HSE chief breached guidelines in previous role
Watchdog questioned O'Brien's financial management abilities
THE new head of the Health Service Executive was criticised by the State spending watchdog and the Department of Health for breaching financial guidelines in a past role working for another health body.
Tony O'Brien, 49, was handpicked by the Health Minister James Reilly as director general of the health service last week at a time of serious financial pressures.
However, questions were raised over Mr O'Brien's own financial management skills after an investigation by the Comptroller & Auditor General (C&AG) three years ago.
Mr O'Brien was chief executive of the National Cancer Screening Service (NCSS) when the C&AG conducted an audit of its financial affairs in 2009.

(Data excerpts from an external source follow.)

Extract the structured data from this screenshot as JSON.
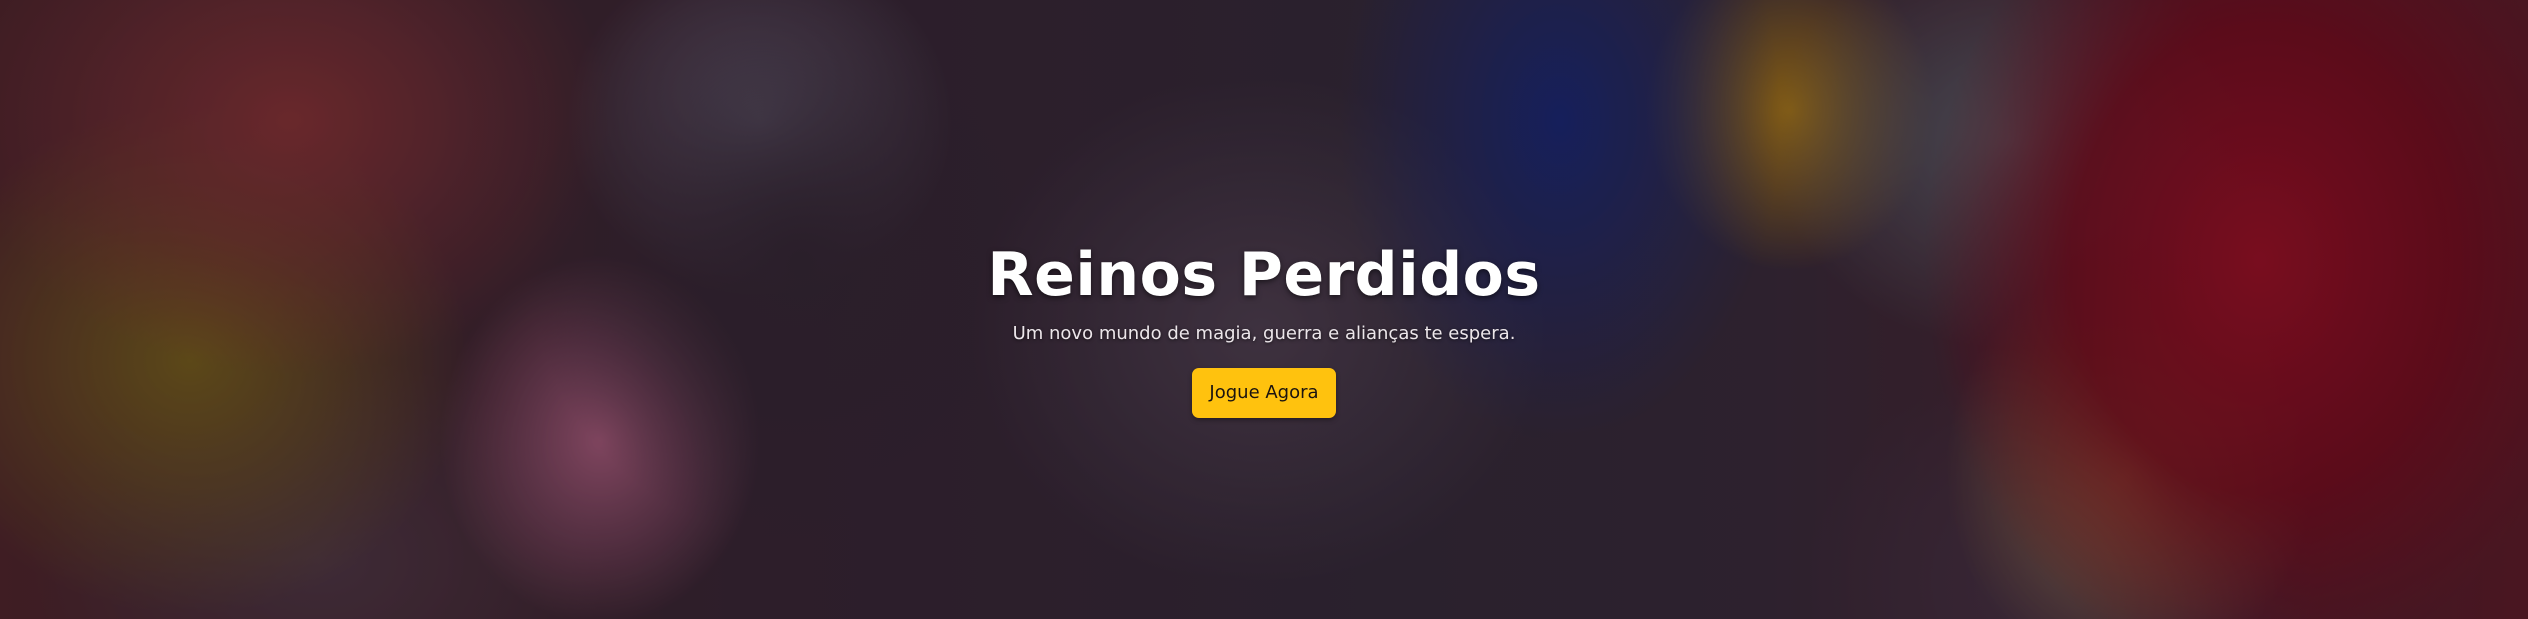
{
  "hero": {
    "background": "fantasy-heroes-artwork",
    "title": "Reinos Perdidos",
    "subtitle": "Um novo mundo de magia, guerra e alianças te espera.",
    "cta_label": "Jogue Agora"
  },
  "colors": {
    "cta_background": "#ffc20e",
    "cta_text": "#1b1410",
    "title_text": "#ffffff",
    "overlay": "#0f0a0f"
  }
}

Under his stewardship, the agency was faced with a litany of criticisms over financial issues for various breaches of financial procedure.
The C&AG found that the agency had drawn down capital funds from the Department of Health using invoices that were not due for payment. This was in breach of guidelines.
On the advice of solicitors, most of the capital funds drawn down were transferred to an escrow account until they were to be paid out, which was also in breach of funding arrangements. The funds in the escrow account did appear in the accounts of the NCSS, which had not been approved by either the Department or the agency's board.
The C&AG concluded that while all the funds were used for their intended purpose, it was "important that true and fair accounts be rendered in respect of all activities and that overall State cash resources be released only in line with the maturity of liabilities".
The Department of Health also raised serious concerns about the financial affairs at the NCSS under Mr O'Brien's stewardship.
The accounting officer told the C&AG that he "found it necessary during 2008 and 2009 to raise and pursue" with the NCSS a "number of serious issues in relation to its financial procedures".
These included "inappropriate" use of revenue funding for capital purposes, drawing down more funding than was needed from the Department, and excess of expenditure and inappropriate holding of cash balances. It also raised the failure to seek the minister's sanction before taking out a lease on a property, providing inaccurate reporting on financial matters to the Department.
A spokesman said that the minister was "aware" of the issues about Mr O'Brien but was "satisfied" with his "wide experience" and "strong track record".
"While the criticism is clear, the C&AG makes no suggestion that funds were used other than for their intended purpose. There is no suggestion of impropriety in the spending of the money, rather criticism of procedural shortcomings," he said.
He added that Mr O'Brien "took responsibility for his actions" which were "informed by legal advice".
He noted that former health minister Mary Harney went on to appoint Mr O'Brien to be chairman of the National Cancer Registry Board.
He said the Department's accounting officer -- who raised concerns with the C&AG -- later appointed Mr O'Brien to the management committee of the Department of Health.
He said Mr O'Brien's management of people and resources in his various roles in the Department had resulted in measurable progress to the benefit of patients.